Chan also suggests that in a volatile world, charities would do well to check whether their governance protocols enable agility. “This may mean clearer processes or protocols for decision-making, including being more innovative with when and how groups meet,” he says.
Risk registers only do so much, adds Naziar Hashemi. Having a good sense of what your risks are, she argues, “only helps so much if you don’t take the time to properly think through what they mean [in practice]”.
“Yes, you should have a good risk register,” Hashemi says, “but it’s more than that, you should be considering risk appetite and also risk velocity, in other words, the speed with which a risk can hit you, and also making assessments of emerging risks.”

Dan Chan, PwC and Alison Taylor, CAF Bank
Stop! Step back
Alison Taylor, CEO of CAF Bank, considers it more important than ever for leaders to take time to step back from the everyday.
“It is easy for people, and by no means is this just in the charity sector, to get into firefighting mode and think you’ll just deal with whatever is in front of you, and it’s very laudable in the short term,” says Taylor. “But you can’t manage any organisation long-term in that manner.”
Taylor continues: “Have clarity about your future financial options, making sure that you’ve scenario-planned for different outcomes and options.” With many charities likely to have already realised what Taylor calls the “‘quick-win’ cost savings”, logical next steps may be service reductions, amalgamations with other charities and mergers.
Sherwood at the RSPCA says he looks at the big picture by trying to “read as much as I possibly can”. He has a mentor, recently completed a leadership programme, and encourages his team to network and collaborate across the sector. He concludes: “Our sector on a good day is really collaborative. On a bad day: really introspective.”

Ruth Jenkins, Keep Britain Tidy and Caron Bradshaw OBE, CFG
Leadership and risk
“Leadership is not just about seniority and job titles,” says CFG’s Bradshaw. “In effective organisations, people on the frontline and across the organisation are empowered to make good decisions.”
Often, she says, risk-related conversations involve “debating whether a particular risk is a five or a 10 out of 10, or a green or a red”, making the topic a limited, dry issue of compliance and documentation. “We should be trying to embed thinking about risk, and opportunity, as an inherent part of everything we do.”

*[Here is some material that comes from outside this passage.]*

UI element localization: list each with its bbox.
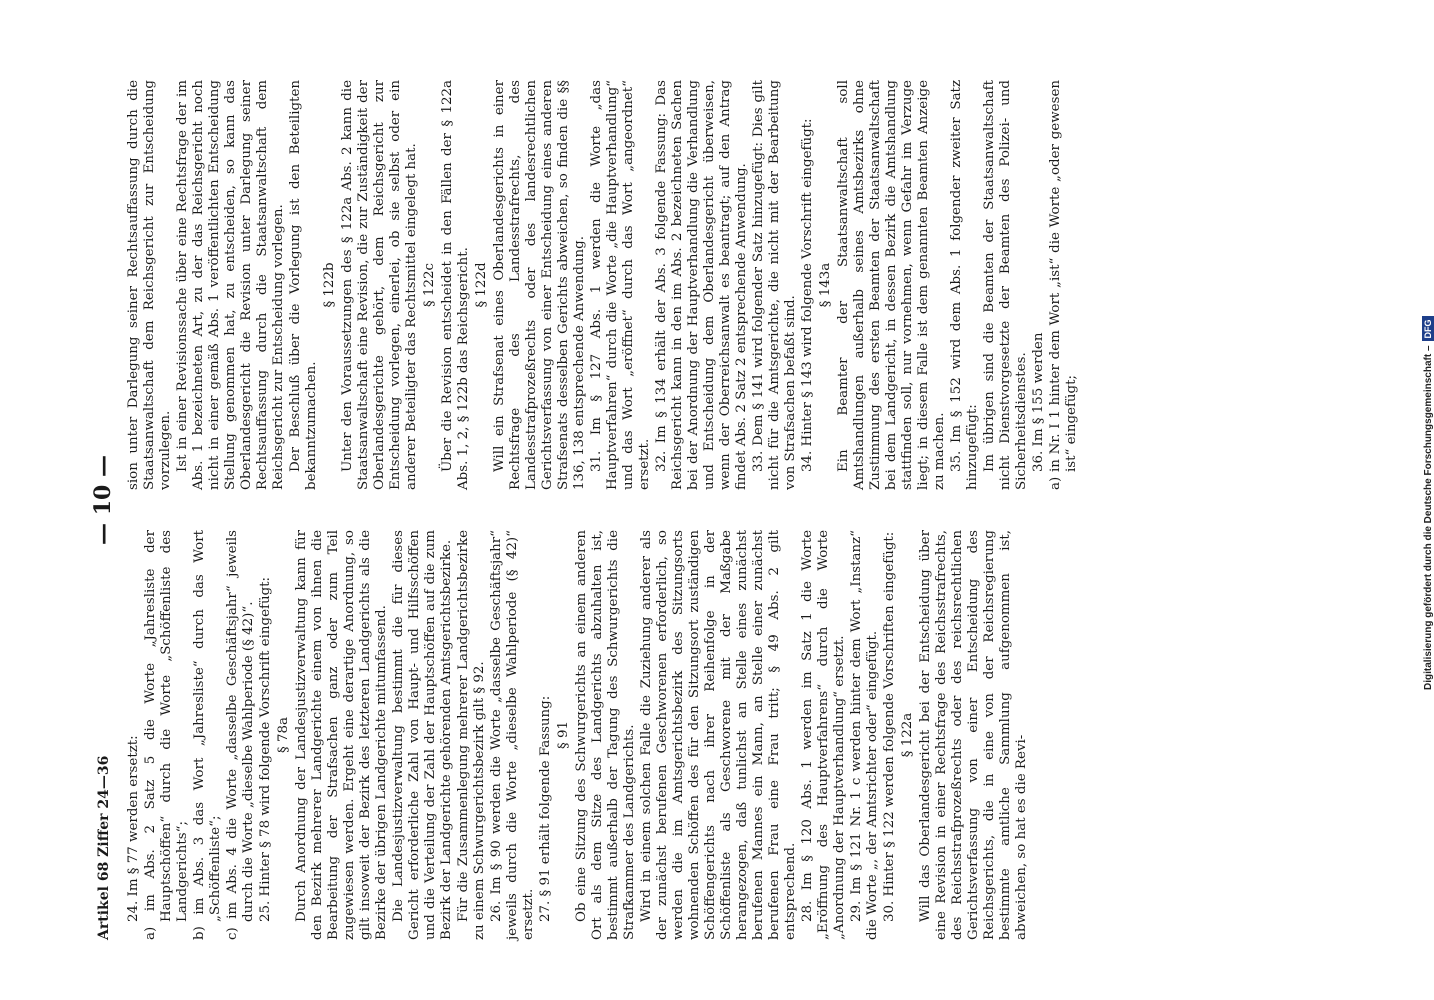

Bradshaw recommends the thinking of Kaplan and Mikes, and embracing the fact that “on the one hand you have a negative risk of failure, on the other hand there is the possibility of success”. This approach should lead to “much more dynamic conversations about choices and leadership skills”.

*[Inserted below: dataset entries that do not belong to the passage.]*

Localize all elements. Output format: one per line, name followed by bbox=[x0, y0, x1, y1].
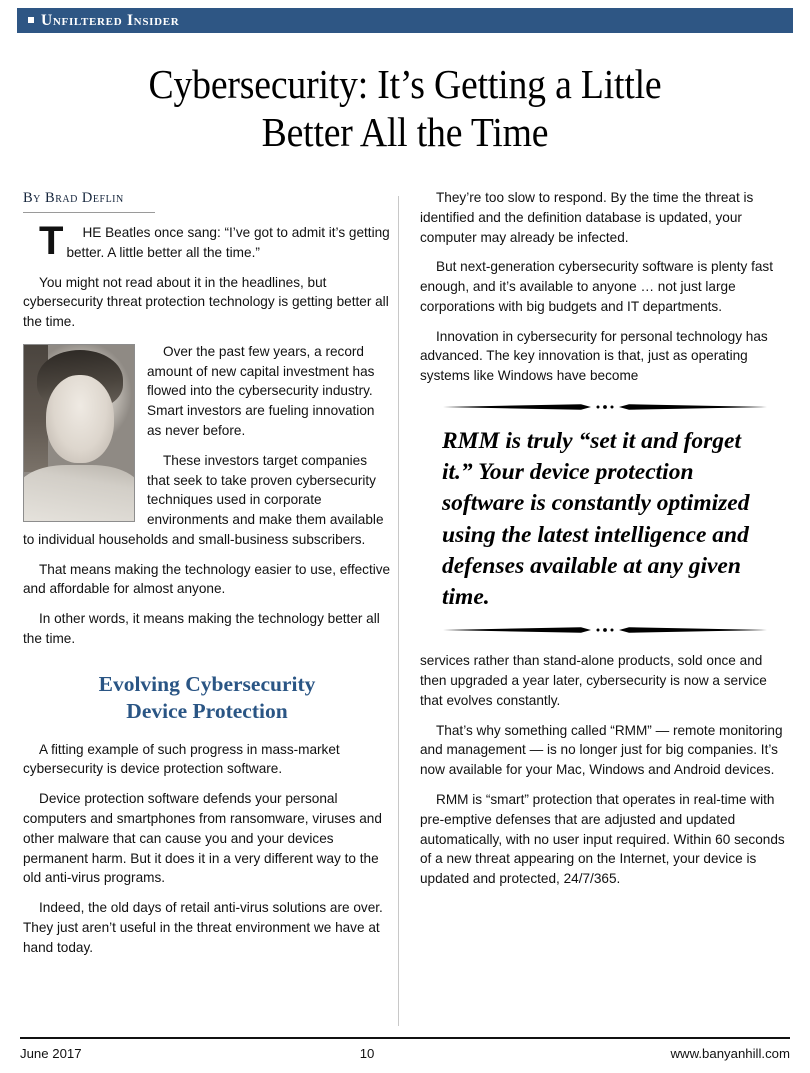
paragraph: A fitting example of such progress in mass-market cybersecurity is device protection software. bbox=[23, 741, 340, 777]
column-divider bbox=[398, 196, 399, 1026]
paragraph: RMM is “smart” protection that operates in real-time with pre-emptive defenses that are adjusted and updated automatically, with no user input required. Within 60 seconds of a new threat appearing on the Internet, your device is updated and protected, 24/7/365. bbox=[420, 791, 785, 887]
paragraph: Indeed, the old days of retail anti-virus solutions are over. They just aren’t useful in the threat environment we have at hand today. bbox=[23, 900, 383, 955]
paragraph: These investors target companies that seek to take proven cybersecurity techniques used in corporate environments and make them available to individual households and small-business subscribers. bbox=[23, 452, 384, 547]
lead-paragraph bbox=[23, 219, 391, 264]
paragraph: But next-generation cybersecurity software is plenty fast enough, and it’s available to anyone … not just large corporations with big budgets and IT departments. bbox=[420, 259, 773, 314]
author-photo bbox=[23, 344, 135, 522]
ornament-rule-bottom bbox=[443, 623, 767, 637]
paragraph: Device protection software defends your personal computers and smartphones from ransomware, viruses and other malware that can cause you and your devices permanent harm. But it does it in a very different way to the old anti-virus programs. bbox=[23, 791, 382, 886]
byline: By Brad Deflin bbox=[23, 188, 155, 213]
right-column bbox=[420, 188, 790, 899]
photo-shirt bbox=[23, 465, 135, 522]
section-subheading-line-2: Device Protection bbox=[126, 699, 288, 724]
paragraph: They’re too slow to respond. By the time the threat is identified and the definition database is updated, your computer may already be infected. bbox=[420, 190, 754, 245]
paragraph: In other words, it means making the technology better all the time. bbox=[23, 611, 380, 646]
photo-face bbox=[46, 375, 114, 463]
pull-quote-block bbox=[420, 400, 790, 638]
article-body bbox=[0, 188, 810, 1028]
section-subheading bbox=[23, 671, 391, 726]
pull-quote-text: RMM is truly “set it and forget it.” Your device protection software is constantly optimized using the latest intelligence and defenses available at any given time. bbox=[442, 427, 750, 611]
paragraph: You might not read about it in the headlines, but cybersecurity threat protection technology is getting better all the time. bbox=[23, 274, 389, 330]
ornament-rule-top bbox=[443, 400, 767, 414]
drop-cap: T bbox=[39, 219, 64, 264]
footer-website: www.banyanhill.com bbox=[670, 1046, 790, 1061]
paragraph: That means making the technology easier to use, effective and affordable for almost anyone. bbox=[23, 561, 391, 597]
paragraph: services rather than stand-alone products, sold once and then upgraded a year later, cybersecurity is now a service that evolves constantly. bbox=[420, 653, 767, 708]
banner-title: Unfiltered Insider bbox=[41, 11, 180, 29]
page-title bbox=[88, 60, 723, 157]
left-column bbox=[23, 188, 391, 967]
paragraph: That’s why something called “RMM” — remote monitoring and management — is no longer just for big companies. It’s now available for your Mac, Windows and Android devices. bbox=[420, 722, 783, 778]
page-title-line-2: Better All the Time bbox=[261, 109, 549, 156]
page-title-line-1: Cybersecurity: It’s Getting a Little bbox=[148, 61, 662, 107]
lead-paragraph-text: HE Beatles once sang: “I’ve got to admit it’s getting better. A little better all the time.” bbox=[66, 225, 390, 260]
section-subheading-line-1: Evolving Cybersecurity bbox=[98, 671, 316, 696]
paragraph: Over the past few years, a record amount of new capital investment has flowed into the cybersecurity industry. Smart investors are fueling innovation as never before. bbox=[147, 343, 375, 438]
square-bullet-icon bbox=[28, 17, 34, 23]
section-banner bbox=[17, 8, 793, 33]
paragraph: Innovation in cybersecurity for personal technology has advanced. The key innovation is that, just as operating systems like Windows have become bbox=[420, 328, 768, 384]
page-footer bbox=[20, 1046, 790, 1061]
footer-page-number: 10 bbox=[359, 1046, 375, 1061]
footer-date: June 2017 bbox=[20, 1046, 82, 1061]
footer-divider bbox=[20, 1037, 790, 1039]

“Ultimately, we want to get to a place as a sector where we don’t lambast people based just on the outcomes. It could be that an organisation’s failure was completely out of their hands, and that they had made good decisions,” she says.
One of the sector’s most high-profile failings, Kids Company, is back in the spotlight following the recent death of its founder Camila Batmanghelidjh.
“The charity sector should be valued for how it reduces risks to society,” Pilotlight's CEO Ed Mayo wrote on LinkedIn following news of Batmanghelidjh’s passing.
As such, “seeing some charities close could be a signal of the health of the wider sector, and not one of its failing” Mayo suggested. It is often portrayed as a scandal if a charity fails, “but it would also be a scandal if at a time when we most need them to take risk, no charities fail”.
It is a somewhat unsettling and uncomfortable reality. Obviously, no charity finance director wants to be leading a charity which goes under. But nor should charity leaders seek to avoid risk entirely.